I changed the files posted on my web site to allow redistribution under the MIT license. Feel free to move the terms back to the top of the file if you prefer; I like being able to see the source code when I open a file instead of a license, but I know I'm in the minority.

Well the scaling issue I was thinking of would be for /a{10000}/ and things like it. You said its not necessary to unroll such a construct but im not really seeing how.

I don't remember saying that. If I did, I misspoke. In general, you can't do any better than to unroll the repetition: a{10000} is going to result in a 10000-state NFA.

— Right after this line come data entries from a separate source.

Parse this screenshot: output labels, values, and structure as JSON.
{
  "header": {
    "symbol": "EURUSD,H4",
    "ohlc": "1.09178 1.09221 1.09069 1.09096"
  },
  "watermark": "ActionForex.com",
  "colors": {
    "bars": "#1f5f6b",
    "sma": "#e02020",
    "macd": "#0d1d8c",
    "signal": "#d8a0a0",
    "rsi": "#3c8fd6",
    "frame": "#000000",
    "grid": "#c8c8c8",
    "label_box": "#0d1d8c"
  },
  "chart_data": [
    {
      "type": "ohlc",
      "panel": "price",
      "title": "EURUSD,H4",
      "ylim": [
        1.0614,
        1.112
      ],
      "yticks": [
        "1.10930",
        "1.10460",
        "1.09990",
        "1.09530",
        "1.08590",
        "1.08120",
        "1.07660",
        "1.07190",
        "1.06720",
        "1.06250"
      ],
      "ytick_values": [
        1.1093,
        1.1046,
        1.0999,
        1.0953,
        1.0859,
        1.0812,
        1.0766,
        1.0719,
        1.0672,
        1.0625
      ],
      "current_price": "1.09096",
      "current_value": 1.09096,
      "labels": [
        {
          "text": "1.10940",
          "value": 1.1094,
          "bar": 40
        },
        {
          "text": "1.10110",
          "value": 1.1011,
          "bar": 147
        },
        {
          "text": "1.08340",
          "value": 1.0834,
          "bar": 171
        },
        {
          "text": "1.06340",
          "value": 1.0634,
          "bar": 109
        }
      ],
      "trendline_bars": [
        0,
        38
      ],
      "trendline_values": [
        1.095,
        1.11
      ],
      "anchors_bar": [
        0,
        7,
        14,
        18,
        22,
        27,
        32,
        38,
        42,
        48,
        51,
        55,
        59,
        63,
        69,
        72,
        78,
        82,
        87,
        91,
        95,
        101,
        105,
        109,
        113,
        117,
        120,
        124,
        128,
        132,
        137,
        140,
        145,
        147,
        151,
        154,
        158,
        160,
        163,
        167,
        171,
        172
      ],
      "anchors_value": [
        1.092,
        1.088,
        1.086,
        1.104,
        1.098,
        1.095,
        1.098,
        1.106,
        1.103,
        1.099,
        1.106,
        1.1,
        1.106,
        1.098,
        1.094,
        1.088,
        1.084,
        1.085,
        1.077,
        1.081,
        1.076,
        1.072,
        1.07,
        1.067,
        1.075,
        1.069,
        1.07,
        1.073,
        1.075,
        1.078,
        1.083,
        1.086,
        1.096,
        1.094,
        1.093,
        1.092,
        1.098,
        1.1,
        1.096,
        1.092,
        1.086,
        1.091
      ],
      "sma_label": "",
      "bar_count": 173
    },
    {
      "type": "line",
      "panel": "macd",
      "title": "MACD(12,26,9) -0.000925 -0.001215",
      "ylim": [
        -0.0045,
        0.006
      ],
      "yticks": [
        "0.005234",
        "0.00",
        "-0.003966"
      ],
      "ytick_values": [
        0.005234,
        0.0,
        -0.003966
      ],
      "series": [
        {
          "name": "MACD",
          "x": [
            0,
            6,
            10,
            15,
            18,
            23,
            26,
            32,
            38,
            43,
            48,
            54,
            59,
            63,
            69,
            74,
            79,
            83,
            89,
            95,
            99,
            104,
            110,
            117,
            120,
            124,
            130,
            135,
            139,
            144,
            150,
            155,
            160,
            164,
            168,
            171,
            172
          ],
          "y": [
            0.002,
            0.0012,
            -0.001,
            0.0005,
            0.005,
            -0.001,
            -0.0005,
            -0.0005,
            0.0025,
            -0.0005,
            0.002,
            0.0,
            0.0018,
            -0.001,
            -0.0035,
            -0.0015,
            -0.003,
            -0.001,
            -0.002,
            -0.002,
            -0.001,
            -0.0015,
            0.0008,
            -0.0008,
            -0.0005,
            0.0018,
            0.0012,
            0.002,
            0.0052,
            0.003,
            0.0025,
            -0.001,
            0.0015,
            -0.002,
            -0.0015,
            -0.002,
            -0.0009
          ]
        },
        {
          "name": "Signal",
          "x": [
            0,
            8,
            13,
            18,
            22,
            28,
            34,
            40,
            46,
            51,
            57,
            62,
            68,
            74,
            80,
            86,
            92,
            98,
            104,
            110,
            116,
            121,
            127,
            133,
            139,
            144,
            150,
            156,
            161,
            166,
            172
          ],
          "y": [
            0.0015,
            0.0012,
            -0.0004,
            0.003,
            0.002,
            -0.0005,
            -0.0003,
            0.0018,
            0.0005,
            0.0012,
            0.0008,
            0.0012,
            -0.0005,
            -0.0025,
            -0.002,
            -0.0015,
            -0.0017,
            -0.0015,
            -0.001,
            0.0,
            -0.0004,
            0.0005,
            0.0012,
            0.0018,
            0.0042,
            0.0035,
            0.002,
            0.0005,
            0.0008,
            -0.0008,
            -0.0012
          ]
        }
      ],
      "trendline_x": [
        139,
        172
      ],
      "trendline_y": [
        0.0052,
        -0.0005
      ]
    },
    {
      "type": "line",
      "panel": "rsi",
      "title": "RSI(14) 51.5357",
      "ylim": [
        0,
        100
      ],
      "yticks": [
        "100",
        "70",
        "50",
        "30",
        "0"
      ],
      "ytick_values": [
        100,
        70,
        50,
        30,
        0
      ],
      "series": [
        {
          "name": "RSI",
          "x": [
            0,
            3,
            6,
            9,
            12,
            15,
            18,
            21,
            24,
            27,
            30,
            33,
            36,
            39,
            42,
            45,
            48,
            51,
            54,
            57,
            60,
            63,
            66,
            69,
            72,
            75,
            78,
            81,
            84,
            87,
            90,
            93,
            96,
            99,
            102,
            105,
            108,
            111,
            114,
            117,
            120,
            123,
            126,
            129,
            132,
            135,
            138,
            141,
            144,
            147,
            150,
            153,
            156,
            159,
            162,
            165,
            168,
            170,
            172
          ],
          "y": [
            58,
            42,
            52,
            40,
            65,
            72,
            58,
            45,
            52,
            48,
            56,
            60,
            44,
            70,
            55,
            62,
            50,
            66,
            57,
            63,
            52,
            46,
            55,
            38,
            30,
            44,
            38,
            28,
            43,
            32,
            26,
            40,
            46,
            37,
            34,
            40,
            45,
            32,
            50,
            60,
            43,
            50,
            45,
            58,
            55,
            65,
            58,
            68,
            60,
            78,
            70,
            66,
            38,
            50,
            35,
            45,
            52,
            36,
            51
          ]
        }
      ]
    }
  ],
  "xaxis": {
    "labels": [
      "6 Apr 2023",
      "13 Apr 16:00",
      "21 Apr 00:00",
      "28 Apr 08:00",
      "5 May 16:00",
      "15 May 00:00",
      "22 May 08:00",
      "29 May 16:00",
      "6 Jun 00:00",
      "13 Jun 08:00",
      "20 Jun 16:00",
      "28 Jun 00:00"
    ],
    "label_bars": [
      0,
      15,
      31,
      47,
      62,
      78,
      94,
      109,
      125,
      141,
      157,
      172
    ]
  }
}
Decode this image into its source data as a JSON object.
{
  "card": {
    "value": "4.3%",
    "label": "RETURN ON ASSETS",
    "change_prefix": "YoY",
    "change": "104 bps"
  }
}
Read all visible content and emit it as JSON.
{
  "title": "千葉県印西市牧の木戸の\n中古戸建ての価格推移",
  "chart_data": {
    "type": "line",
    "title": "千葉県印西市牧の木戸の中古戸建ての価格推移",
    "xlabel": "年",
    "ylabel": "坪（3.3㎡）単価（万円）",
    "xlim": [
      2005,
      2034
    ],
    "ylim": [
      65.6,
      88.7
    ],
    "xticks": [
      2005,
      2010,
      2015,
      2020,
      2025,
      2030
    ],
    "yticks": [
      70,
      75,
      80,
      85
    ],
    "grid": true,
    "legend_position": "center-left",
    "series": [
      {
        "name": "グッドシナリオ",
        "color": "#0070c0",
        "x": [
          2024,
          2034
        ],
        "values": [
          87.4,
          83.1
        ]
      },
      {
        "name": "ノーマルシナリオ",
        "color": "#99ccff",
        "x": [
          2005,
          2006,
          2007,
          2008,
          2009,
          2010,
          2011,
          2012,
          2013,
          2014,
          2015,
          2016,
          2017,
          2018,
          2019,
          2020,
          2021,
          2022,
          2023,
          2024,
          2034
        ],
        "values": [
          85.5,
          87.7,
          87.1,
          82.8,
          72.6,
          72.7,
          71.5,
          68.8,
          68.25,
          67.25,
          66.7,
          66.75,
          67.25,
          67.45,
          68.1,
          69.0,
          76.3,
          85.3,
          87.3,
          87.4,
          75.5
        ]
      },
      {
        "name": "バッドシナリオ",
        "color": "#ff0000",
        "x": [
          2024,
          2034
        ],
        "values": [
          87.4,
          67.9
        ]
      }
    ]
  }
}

Anyway, im still thinking of how to tackle Perls mixed utf8/byte-sequence encoding in a reasonably way. Probably by converting high bit non utf8 to utf8 and then treating the ut8 as a byte stream. This would also facilitate case-insensitive matches. And BTW unless I have misread the Plan-9 engine didnt seem to have very comprehensive unicode matching support, I wouldnt use it as a basis for discussing unicode regex matching, as it doesnt seem to support any of the hairy cases. Unicode matching is /not/ as simple as saying "ok we have a huge character set now", it also means dealing with combining characters and rules like those required for characters like german-sharp-ess, or greek-sigma.

I mentioned the Plan 9 regexp library in connection with Unicode mainly because it was the first to support Unicode and UTF-8, and because it does so fairly simply. True, it does not implement things like german-sharp-ess rules. You could easily change the loop in regexec.c to take the next UTF-8 sequence if one is there or else take a single byte, if that's what Perl does. I don't know what Perl's semantics here are.

Anyway, here is a modified match routine for dfa1.c that does floating matches.

It is not possible to find the boundaries of an unanchored match in a single pass with a fixed amount of storage (like, say, a single start pointer and a state pointer). If the underlying NFA has m states, then in general you need to track m possible start pointers. If the code you posted searches for aaab in the text aaaab, it will not find a match: it will read the aaaa and then start over at b.

Oh, and a little nit, you can't portably use 'char' to index an array of 256 elements. On some platforms char is signed, you need to explicitly use unsigned char when doing such an indexing.

True, but you can portably index into it if you use char & 0xFF, which is what the code does.